There's only really a use for it if you need to add silence to something proprietary like TrueHD Atmos or DTS:X without reencoding.
Trimmers
SoX only works with lossless files and always uses wav internally.
It also is more accurate than FFMPEG and as such should be your default for lossless.
FFMPEG can somewhat decently trim and concat lossy audio and we implemented something similar to the eac3to delay thing to have a more accurate end result.
Basic Usage
All-in-one Function
There's this neat little do_audio
function that should satisfy all your needs.
If you don't pass any extractors, trimmers or encoders it will choose:
-
FFMPEG as the extractor
-
SoX or FFMPEG for the trimmer depending on if the input is lossy (the latter if it is)
-
Opus as the encoder if lossless and otherwise it will choose to not encode
If you already have wav files to work with you can also pass None
to the extractor param to skip that step.
from vsmuxtools import src_file, Wavpack, do_audio # Another alias for this would be encode_audio
file = R"00008.m2ts"
audio = do_audio(file, 1, encoder=Wavpack())
# You can also pass a src_file with the vs(!)-muxtools extension.

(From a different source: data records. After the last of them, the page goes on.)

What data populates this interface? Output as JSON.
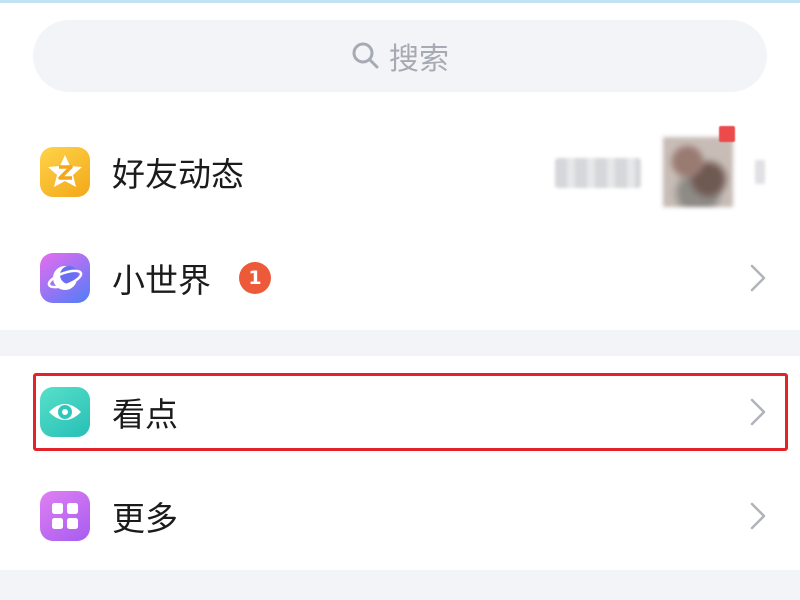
{
  "search": {
    "placeholder": "搜索",
    "icon": "search-icon"
  },
  "menu": [
    {
      "id": "friends-feed",
      "label": "好友动态",
      "icon": "qzone-star-icon",
      "icon_color": "#f5b820"
    },
    {
      "id": "small-world",
      "label": "小世界",
      "icon": "moon-planet-icon",
      "icon_color": "#6a6ef5",
      "badge": "1"
    },
    {
      "id": "kandian",
      "label": "看点",
      "icon": "eye-icon",
      "icon_color": "#3fd0c0",
      "highlighted": true
    },
    {
      "id": "more",
      "label": "更多",
      "icon": "grid-icon",
      "icon_color": "#c06cf0"
    }
  ],
  "colors": {
    "badge": "#ec5a3a",
    "highlight_border": "#e2242a",
    "section_gap": "#f3f4f7"
  }
}
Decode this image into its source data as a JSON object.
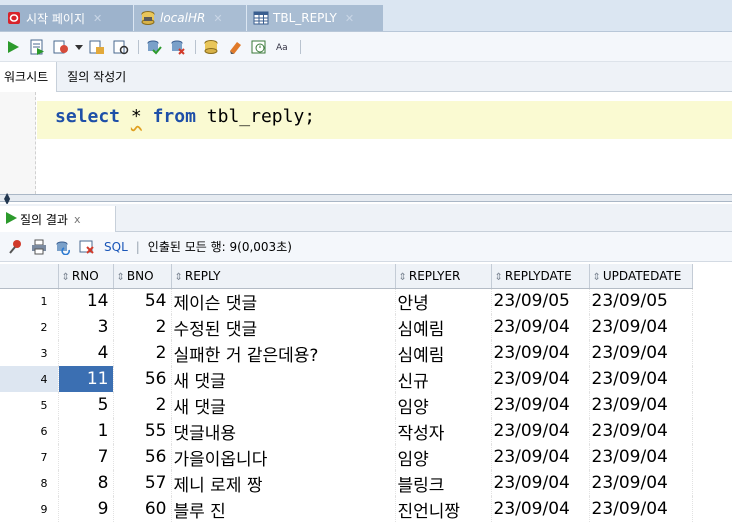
{
  "tabs": [
    {
      "label": "시작 페이지",
      "icon": "oracle-icon"
    },
    {
      "label": "localHR",
      "icon": "database-connection-icon"
    },
    {
      "label": "TBL_REPLY",
      "icon": "table-icon"
    }
  ],
  "subtabs": {
    "worksheet": "워크시트",
    "query_builder": "질의 작성기"
  },
  "editor": {
    "keyword_select": "select",
    "star": "*",
    "keyword_from": "from",
    "table": "tbl_reply;"
  },
  "result_tab": {
    "label": "질의 결과"
  },
  "result_toolbar": {
    "sql_label": "SQL",
    "status": "인출된 모든 행: 9(0,003초)"
  },
  "grid": {
    "columns": [
      "RNO",
      "BNO",
      "REPLY",
      "REPLYER",
      "REPLYDATE",
      "UPDATEDATE"
    ],
    "rows": [
      {
        "n": "1",
        "rno": "14",
        "bno": "54",
        "reply": "제이슨 댓글",
        "replyer": "안녕",
        "replydate": "23/09/05",
        "updatedate": "23/09/05"
      },
      {
        "n": "2",
        "rno": "3",
        "bno": "2",
        "reply": "수정된 댓글",
        "replyer": "심예림",
        "replydate": "23/09/04",
        "updatedate": "23/09/04"
      },
      {
        "n": "3",
        "rno": "4",
        "bno": "2",
        "reply": "실패한 거 같은데용?",
        "replyer": "심예림",
        "replydate": "23/09/04",
        "updatedate": "23/09/04"
      },
      {
        "n": "4",
        "rno": "11",
        "bno": "56",
        "reply": "새 댓글",
        "replyer": "신규",
        "replydate": "23/09/04",
        "updatedate": "23/09/04"
      },
      {
        "n": "5",
        "rno": "5",
        "bno": "2",
        "reply": "새 댓글",
        "replyer": "임양",
        "replydate": "23/09/04",
        "updatedate": "23/09/04"
      },
      {
        "n": "6",
        "rno": "1",
        "bno": "55",
        "reply": "댓글내용",
        "replyer": "작성자",
        "replydate": "23/09/04",
        "updatedate": "23/09/04"
      },
      {
        "n": "7",
        "rno": "7",
        "bno": "56",
        "reply": "가을이옵니다",
        "replyer": "임양",
        "replydate": "23/09/04",
        "updatedate": "23/09/04"
      },
      {
        "n": "8",
        "rno": "8",
        "bno": "57",
        "reply": "제니 로제 짱",
        "replyer": "블링크",
        "replydate": "23/09/04",
        "updatedate": "23/09/04"
      },
      {
        "n": "9",
        "rno": "9",
        "bno": "60",
        "reply": "블루 진",
        "replyer": "진언니짱",
        "replydate": "23/09/04",
        "updatedate": "23/09/04"
      }
    ]
  },
  "colors": {
    "tab_bar": "#dbe6f2",
    "selection": "#3b6fb2",
    "keyword": "#1e4fa8",
    "current_line": "#fafad2"
  }
}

# This will automatically apply the src_file trim if you don't pass any yourself.
ITBD = src_file(file, trim=(24, -24))
audio = do_audio(ITBD, 0)
# If you want to choose everything
from vsmuxtools import FFMpeg, Sox, TrueAudio
audio = do_audio(JPBD, track=0, extractor=FFMpeg.Extractor(preserve_delay=False), trimmer=Sox(), encoder=TrueAudio())
Step by step
Of course you're not forced to use do_audio
.
from vsmuxtools import FFMpeg, Sox, FLAC, DitherType, src_file, Resample
ITBD = src_file(R"00008.m2ts", trim=(24, -24))
audio = FFMpeg.Extractor(track=1).extract_audio(ITBD.file)

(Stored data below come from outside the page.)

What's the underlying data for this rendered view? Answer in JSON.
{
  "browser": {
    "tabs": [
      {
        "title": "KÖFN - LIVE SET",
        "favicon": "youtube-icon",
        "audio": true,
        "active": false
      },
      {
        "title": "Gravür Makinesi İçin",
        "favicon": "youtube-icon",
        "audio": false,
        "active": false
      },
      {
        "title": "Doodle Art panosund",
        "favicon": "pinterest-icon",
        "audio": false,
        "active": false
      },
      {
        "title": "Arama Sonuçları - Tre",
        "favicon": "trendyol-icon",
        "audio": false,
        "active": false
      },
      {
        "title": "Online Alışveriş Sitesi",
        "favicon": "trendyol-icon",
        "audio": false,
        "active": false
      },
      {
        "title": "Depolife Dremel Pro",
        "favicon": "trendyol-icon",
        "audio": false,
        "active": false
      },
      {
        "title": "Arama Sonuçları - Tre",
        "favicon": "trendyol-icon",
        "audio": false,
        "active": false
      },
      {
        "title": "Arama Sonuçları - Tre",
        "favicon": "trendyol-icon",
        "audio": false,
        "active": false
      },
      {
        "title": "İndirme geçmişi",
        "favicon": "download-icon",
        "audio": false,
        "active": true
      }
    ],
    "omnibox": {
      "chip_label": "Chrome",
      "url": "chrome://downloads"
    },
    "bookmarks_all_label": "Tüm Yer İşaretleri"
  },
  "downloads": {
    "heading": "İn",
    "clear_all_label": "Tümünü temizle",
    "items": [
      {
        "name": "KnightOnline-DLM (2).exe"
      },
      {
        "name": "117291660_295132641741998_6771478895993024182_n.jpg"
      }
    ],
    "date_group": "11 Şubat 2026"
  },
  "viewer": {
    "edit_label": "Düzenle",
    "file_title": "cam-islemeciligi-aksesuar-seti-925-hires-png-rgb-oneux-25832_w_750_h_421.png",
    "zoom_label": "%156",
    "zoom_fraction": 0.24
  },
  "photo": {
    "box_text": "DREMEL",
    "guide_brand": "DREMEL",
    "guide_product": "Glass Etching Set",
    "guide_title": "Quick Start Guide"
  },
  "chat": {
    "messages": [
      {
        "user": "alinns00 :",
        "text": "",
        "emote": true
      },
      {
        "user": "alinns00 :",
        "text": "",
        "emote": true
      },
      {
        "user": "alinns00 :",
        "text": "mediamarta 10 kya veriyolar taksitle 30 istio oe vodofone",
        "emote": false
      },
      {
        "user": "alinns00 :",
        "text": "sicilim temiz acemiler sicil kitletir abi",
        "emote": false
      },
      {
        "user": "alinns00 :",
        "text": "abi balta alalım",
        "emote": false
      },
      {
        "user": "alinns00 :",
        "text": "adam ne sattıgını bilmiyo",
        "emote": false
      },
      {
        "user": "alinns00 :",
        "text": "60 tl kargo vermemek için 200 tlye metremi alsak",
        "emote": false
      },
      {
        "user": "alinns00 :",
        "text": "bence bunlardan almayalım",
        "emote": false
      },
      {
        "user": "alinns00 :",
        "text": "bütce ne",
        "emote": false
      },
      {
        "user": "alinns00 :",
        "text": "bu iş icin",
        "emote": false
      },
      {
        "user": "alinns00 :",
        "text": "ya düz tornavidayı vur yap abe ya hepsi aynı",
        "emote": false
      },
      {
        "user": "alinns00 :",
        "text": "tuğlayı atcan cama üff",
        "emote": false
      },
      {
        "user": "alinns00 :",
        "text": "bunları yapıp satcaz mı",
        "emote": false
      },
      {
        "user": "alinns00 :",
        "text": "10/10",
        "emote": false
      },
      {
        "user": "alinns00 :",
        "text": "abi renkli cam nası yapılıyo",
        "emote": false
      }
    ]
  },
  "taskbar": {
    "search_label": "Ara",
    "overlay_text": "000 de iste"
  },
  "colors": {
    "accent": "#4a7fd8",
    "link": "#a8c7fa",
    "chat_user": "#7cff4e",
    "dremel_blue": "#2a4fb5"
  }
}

audio = Sox(trim=[(24, 500), (800, 1245)], fps=Fraction(24000, 1001)).trim_audio(audio)
audio = FLAC(preprocess=Resample(dither=DitherType.LOW_SHIBATA)).encode_audio(audio)
All of those audio
variables are a AudioFile
object.
To get the filepath you simply do audio.file
.
Same deal as with the encodes these also have a to_track()

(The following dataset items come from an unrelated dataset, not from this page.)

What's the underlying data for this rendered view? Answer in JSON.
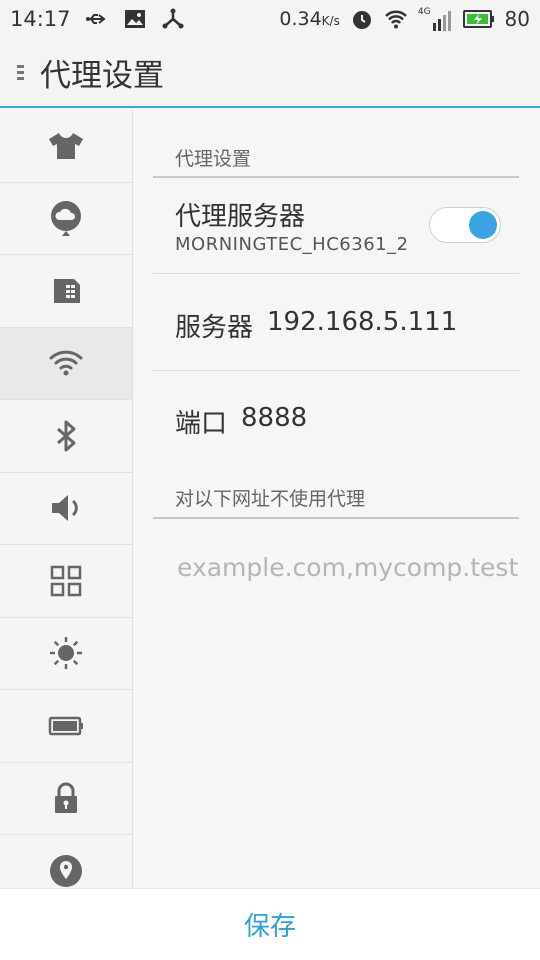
{
  "status_bar": {
    "time": "14:17",
    "speed": "0.34",
    "speed_unit": "K/s",
    "network_label": "4G",
    "battery": "80",
    "icons": [
      "usb-icon",
      "image-icon",
      "share-icon",
      "alarm-icon",
      "wifi-icon",
      "signal-icon",
      "battery-charging-icon"
    ]
  },
  "header": {
    "title": "代理设置"
  },
  "sidebar": {
    "items": [
      {
        "icon": "theme-shirt-icon"
      },
      {
        "icon": "cloud-icon"
      },
      {
        "icon": "sim-card-icon"
      },
      {
        "icon": "wifi-icon",
        "active": true
      },
      {
        "icon": "bluetooth-icon"
      },
      {
        "icon": "volume-icon"
      },
      {
        "icon": "apps-grid-icon"
      },
      {
        "icon": "brightness-icon"
      },
      {
        "icon": "battery-icon"
      },
      {
        "icon": "lock-icon"
      },
      {
        "icon": "location-icon"
      }
    ]
  },
  "content": {
    "section_title": "代理设置",
    "proxy_server": {
      "label": "代理服务器",
      "ssid": "MORNINGTEC_HC6361_2",
      "enabled": true
    },
    "server": {
      "label": "服务器",
      "value": "192.168.5.111"
    },
    "port": {
      "label": "端口",
      "value": "8888"
    },
    "bypass": {
      "label": "对以下网址不使用代理",
      "placeholder": "example.com,mycomp.test"
    }
  },
  "footer": {
    "save_label": "保存"
  },
  "colors": {
    "accent": "#39a9d6",
    "toggle_on": "#3aa3e3",
    "icon_gray": "#6a6a6a"
  }
}
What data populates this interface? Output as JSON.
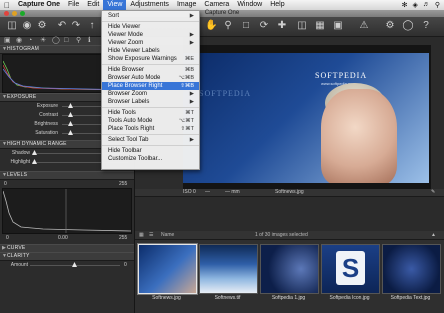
{
  "menubar": {
    "app": "Capture One",
    "items": [
      "File",
      "Edit",
      "View",
      "Adjustments",
      "Image",
      "Camera",
      "Window",
      "Help"
    ]
  },
  "window_title": "Capture One",
  "panel_sections": {
    "histogram": "HISTOGRAM",
    "exposure": "EXPOSURE",
    "hdr": "HIGH DYNAMIC RANGE",
    "levels": "LEVELS",
    "curve": "CURVE",
    "clarity": "CLARITY"
  },
  "exposure": {
    "rows": [
      "Exposure",
      "Contrast",
      "Brightness",
      "Saturation"
    ]
  },
  "hdr": {
    "rows": [
      "Shadow",
      "Highlight"
    ]
  },
  "levels": {
    "left": "0",
    "right": "255",
    "bottom_left": "0",
    "bottom_mid": "0.00",
    "bottom_right": "255"
  },
  "clarity": {
    "rows": [
      "Amount"
    ],
    "value": "0"
  },
  "viewer": {
    "iso": "ISO 0",
    "shutter": "—",
    "aperture": "— mm",
    "filename": "Softnews.jpg",
    "brand": "SOFTPEDIA",
    "brand_url": "www.softpedia.com",
    "ghost_brand": "SOFTPEDIA"
  },
  "filmstrip_bar": {
    "sort_label": "Name",
    "count": "1 of 30 images selected"
  },
  "thumbs": [
    {
      "caption": "Softnews.jpg"
    },
    {
      "caption": "Softnews.tif"
    },
    {
      "caption": "Softpedia 1.jpg"
    },
    {
      "caption": "Softpedia Icon.jpg"
    },
    {
      "caption": "Softpedia Text.jpg"
    }
  ],
  "view_menu": {
    "items": [
      {
        "label": "Sort",
        "key": "▶",
        "highlight": false
      },
      {
        "label": "Hide Viewer",
        "key": "",
        "highlight": false
      },
      {
        "label": "Viewer Mode",
        "key": "▶",
        "highlight": false
      },
      {
        "label": "Viewer Zoom",
        "key": "▶",
        "highlight": false
      },
      {
        "label": "Hide Viewer Labels",
        "key": "",
        "highlight": false
      },
      {
        "label": "Show Exposure Warnings",
        "key": "⌘E",
        "highlight": false
      },
      {
        "label": "Hide Browser",
        "key": "⌘B",
        "highlight": false
      },
      {
        "label": "Browser Auto Mode",
        "key": "⌥⌘B",
        "highlight": false
      },
      {
        "label": "Place Browser Right",
        "key": "⇧⌘B",
        "highlight": true
      },
      {
        "label": "Browser Zoom",
        "key": "▶",
        "highlight": false
      },
      {
        "label": "Browser Labels",
        "key": "▶",
        "highlight": false
      },
      {
        "label": "Hide Tools",
        "key": "⌘T",
        "highlight": false
      },
      {
        "label": "Tools Auto Mode",
        "key": "⌥⌘T",
        "highlight": false
      },
      {
        "label": "Place Tools Right",
        "key": "⇧⌘T",
        "highlight": false
      },
      {
        "label": "Select Tool Tab",
        "key": "▶",
        "highlight": false
      },
      {
        "label": "Hide Toolbar",
        "key": "",
        "highlight": false
      },
      {
        "label": "Customize Toolbar...",
        "key": "",
        "highlight": false
      }
    ]
  },
  "colors": {
    "menu_highlight": "#3875d7"
  }
}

function to create a track with metadata. (Defaults to lang='jp', default=True, forced=False
)
Preprocessing
(Almost) every encoder also supports various preprocessing options.
Currently implemented are:
-
Resample
To change sample rate or bitdepth -
Downmix / Pan
The ffmpeg pan filter with a few presets for better/more dynamic downmixing -
Loudnorm
A ffmpeg based normalization implementation according to EBU-R128 standards.
This also uses the two-pass methodology as described here and used in the ffmpeg-normalize utility.
Example usage
# Lossless encoders use the Resample preprocessor by default (which defaults to 16bit and 48kHz)
audio = do_audio(file, 1, encoder=FLAC())
# Can be entirely disabled like this
audio = do_audio(file, 1, encoder=FLAC(preprocess=None))
# You can also chain them like this
audio = do_audio(file, 1, encoder=FLAC(preprocess=[Pan(Pan.RFC_7845), Resample(DitherType.LIPSHITZ)]))
# Or define your own with either ffmpeg args or an ffmpeg audio-filter
audio = do_audio(file, 1, encoder=FLAC(preprocess=[
Resample(DitherType.LIPSHITZ),
# In this case, the filter creates a massive echo effect (the args are obviously nonsense)
CustomPreprocessor(filt="aecho=0.8:0.9:1000:0.3", args=["--example", "value"])
]))